Ninguno de los que estaban sentados a la mesa había conciliado doce horas de sueño en los últimos cuatro días y Decker sintió que a las lágrimas de risa se unían las de la compasión por la desdicha de aquella mujer y su modesta petición. Todos estuvieron de acuerdo en ayudarla, pero Rosen fue el primero que ofreció un plan. Era imposible que la mujer llevara personalmente las flores a la Sábana. Pero se ofreció a llevarlas él personalmente ante la Sábana si las traía al palacio hacia la una.
Una vez en su habitación, Decker se durmió enseguida. Despertó totalmente descansado después de catorce horas de sueño, a mediodía del día siguiente. Cuando llegó al palacio una hora después, encontró a Rosen hablando con la mujer del hotel.

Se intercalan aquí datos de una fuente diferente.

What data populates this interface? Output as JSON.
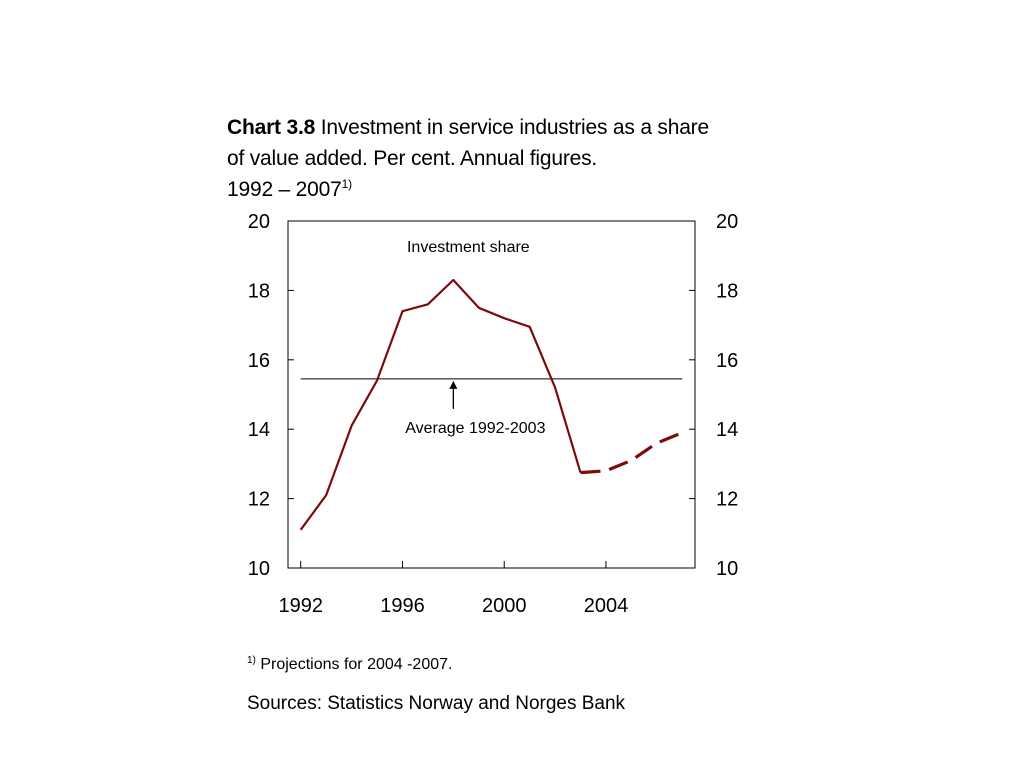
{
  "title": {
    "bold": "Chart 3.8",
    "line1": " Investment in service industries as a share",
    "line2": "of value added. Per cent. Annual figures.",
    "line3": "1992 – 2007",
    "sup": "1)"
  },
  "footnote": {
    "marker": "1)",
    "text": " Projections for 2004 -2007."
  },
  "sources": "Sources: Statistics Norway and Norges Bank",
  "colors": {
    "series": "#7b0c0c",
    "axis": "#000000",
    "average_line": "#000000"
  },
  "chart_data": {
    "type": "line",
    "ylim": [
      10,
      20
    ],
    "xlim": [
      1991.5,
      2007.5
    ],
    "y_ticks": [
      "10",
      "12",
      "14",
      "16",
      "18",
      "20"
    ],
    "y_ticks_right": [
      "10",
      "12",
      "14",
      "16",
      "18",
      "20"
    ],
    "x_ticks": [
      "1992",
      "1996",
      "2000",
      "2004"
    ],
    "grid": false,
    "series": [
      {
        "name": "Investment share",
        "x": [
          1992,
          1993,
          1994,
          1995,
          1996,
          1997,
          1998,
          1999,
          2000,
          2001,
          2002,
          2003,
          2004,
          2005,
          2006,
          2007
        ],
        "values": [
          11.1,
          12.1,
          14.1,
          15.4,
          17.4,
          17.6,
          18.3,
          17.5,
          17.2,
          16.95,
          15.2,
          12.75,
          12.8,
          13.1,
          13.6,
          13.9
        ],
        "projection_from": 2003
      }
    ],
    "average": {
      "label": "Average 1992-2003",
      "value": 15.45
    }
  }
}
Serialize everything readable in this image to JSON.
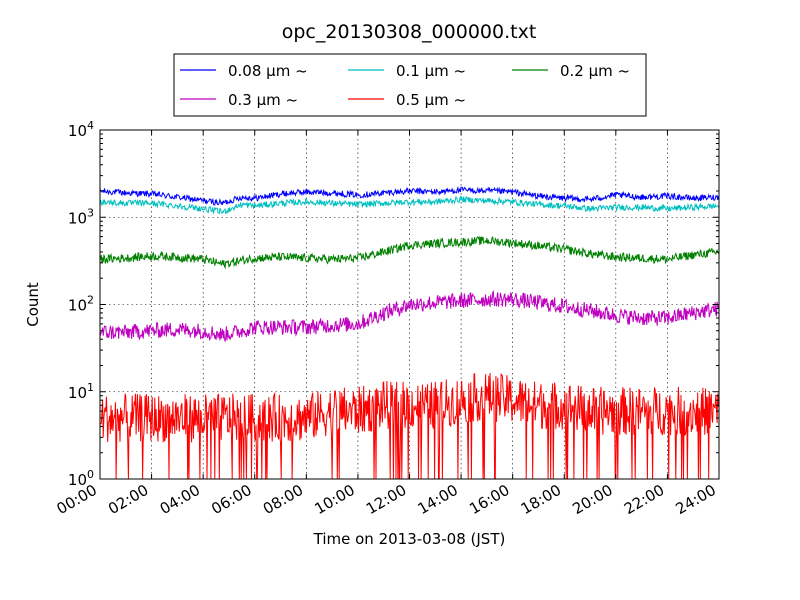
{
  "chart_data": {
    "type": "line",
    "title": "opc_20130308_000000.txt",
    "xlabel": "Time on 2013-03-08 (JST)",
    "ylabel": "Count",
    "xlim": [
      "00:00",
      "24:00"
    ],
    "ylim": [
      1,
      10000
    ],
    "yscale": "log",
    "grid": true,
    "legend_position": "top, above plot",
    "x_ticks": [
      "00:00",
      "02:00",
      "04:00",
      "06:00",
      "08:00",
      "10:00",
      "12:00",
      "14:00",
      "16:00",
      "18:00",
      "20:00",
      "22:00",
      "24:00"
    ],
    "y_ticks": [
      {
        "value": 1,
        "base": "10",
        "exp": "0"
      },
      {
        "value": 10,
        "base": "10",
        "exp": "1"
      },
      {
        "value": 100,
        "base": "10",
        "exp": "2"
      },
      {
        "value": 1000,
        "base": "10",
        "exp": "3"
      },
      {
        "value": 10000,
        "base": "10",
        "exp": "4"
      }
    ],
    "series": [
      {
        "name": "0.08 μm ~",
        "color": "#0000ff",
        "x": [
          "00:00",
          "01:00",
          "02:00",
          "03:00",
          "04:00",
          "04:45",
          "05:30",
          "06:00",
          "07:00",
          "08:00",
          "09:00",
          "10:00",
          "11:00",
          "12:00",
          "13:00",
          "14:00",
          "15:00",
          "16:00",
          "17:00",
          "18:00",
          "19:00",
          "20:00",
          "21:00",
          "22:00",
          "23:00",
          "24:00"
        ],
        "values": [
          2000,
          1900,
          1850,
          1700,
          1550,
          1450,
          1700,
          1650,
          1850,
          1950,
          1900,
          1800,
          1900,
          2000,
          1950,
          2050,
          2000,
          1950,
          1750,
          1650,
          1600,
          1800,
          1700,
          1750,
          1650,
          1700
        ]
      },
      {
        "name": "0.1 μm ~",
        "color": "#00bfbf",
        "x": [
          "00:00",
          "01:00",
          "02:00",
          "03:00",
          "04:00",
          "04:45",
          "05:30",
          "06:00",
          "07:00",
          "08:00",
          "09:00",
          "10:00",
          "11:00",
          "12:00",
          "13:00",
          "14:00",
          "15:00",
          "16:00",
          "17:00",
          "18:00",
          "19:00",
          "20:00",
          "21:00",
          "22:00",
          "23:00",
          "24:00"
        ],
        "values": [
          1500,
          1450,
          1450,
          1350,
          1250,
          1150,
          1400,
          1350,
          1450,
          1500,
          1450,
          1400,
          1450,
          1500,
          1500,
          1600,
          1550,
          1500,
          1400,
          1350,
          1250,
          1300,
          1300,
          1250,
          1300,
          1350
        ]
      },
      {
        "name": "0.2 μm ~",
        "color": "#008000",
        "x": [
          "00:00",
          "01:00",
          "02:00",
          "03:00",
          "04:00",
          "04:45",
          "05:30",
          "06:00",
          "07:00",
          "08:00",
          "09:00",
          "10:00",
          "11:00",
          "12:00",
          "13:00",
          "14:00",
          "15:00",
          "16:00",
          "17:00",
          "18:00",
          "19:00",
          "20:00",
          "21:00",
          "22:00",
          "23:00",
          "24:00"
        ],
        "values": [
          330,
          340,
          360,
          350,
          330,
          290,
          320,
          340,
          350,
          340,
          330,
          340,
          400,
          480,
          500,
          520,
          540,
          510,
          470,
          430,
          380,
          350,
          340,
          330,
          370,
          400
        ]
      },
      {
        "name": "0.3 μm ~",
        "color": "#bf00bf",
        "x": [
          "00:00",
          "01:00",
          "02:00",
          "03:00",
          "04:00",
          "04:45",
          "05:30",
          "06:00",
          "07:00",
          "08:00",
          "09:00",
          "10:00",
          "11:00",
          "12:00",
          "13:00",
          "14:00",
          "15:00",
          "16:00",
          "17:00",
          "18:00",
          "19:00",
          "20:00",
          "21:00",
          "22:00",
          "23:00",
          "24:00"
        ],
        "values": [
          48,
          48,
          50,
          52,
          50,
          45,
          50,
          55,
          55,
          55,
          58,
          60,
          80,
          100,
          105,
          110,
          115,
          115,
          105,
          95,
          85,
          75,
          70,
          70,
          80,
          90
        ]
      },
      {
        "name": "0.5 μm ~",
        "color": "#ff0000",
        "x": [
          "00:00",
          "01:00",
          "02:00",
          "03:00",
          "04:00",
          "04:45",
          "05:30",
          "06:00",
          "07:00",
          "08:00",
          "09:00",
          "10:00",
          "11:00",
          "12:00",
          "13:00",
          "14:00",
          "15:00",
          "16:00",
          "17:00",
          "18:00",
          "19:00",
          "20:00",
          "21:00",
          "22:00",
          "23:00",
          "24:00"
        ],
        "values": [
          5,
          5,
          5,
          5,
          5,
          5,
          5,
          5,
          5,
          5,
          6,
          6,
          7,
          7,
          7,
          8,
          9,
          8,
          7,
          7,
          6,
          6,
          6,
          6,
          6,
          6
        ]
      }
    ]
  }
}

Decker pudo apreciar que el velo de angustia que había cubierto su rostro la noche antes había sido reemplazado por una apacible mirada de esperanza. Al irse, sonrió a Decker agradecida.
Rosen había empezado a subir las escaleras con el jarrón de flores recién cortadas, pero al ver a Decker se volvió para esperarle.
– Bonito, ¿eh? -comentó Rosen.
– Bonito, sí -contestó Decker. Pero no pudo evitar preguntarse qué ocurriría con la mujer si moría su hijo.
3
Diez años después, Knoxville, Tennessee
Fuera hacía frío. La habitual calidez otoñal del este de Tennessee había dado paso a una ola de frío que hizo que los vecinos corrieran a sus pilas de troncos en busca de calor y abrigo. Decker y su mujer, Elizabeth, yacían muy juntos y adormilados delante del fuego agonizante, soñando con el crepitar de las ascuas de fondo. El calor y el fulgor del fuego invitaban a no levantarse cuando sonó el teléfono. La pequeña Hope Hawthorne, de un año de edad, dormía profundamente en la cuna de su dormitorio. Aunque sabía que era poco probable que se despertara, al tercer timbrazo Decker se levantó lentamente del suelo y se dirigió hacia el odioso aparato. Al octavo timbrazo contestó.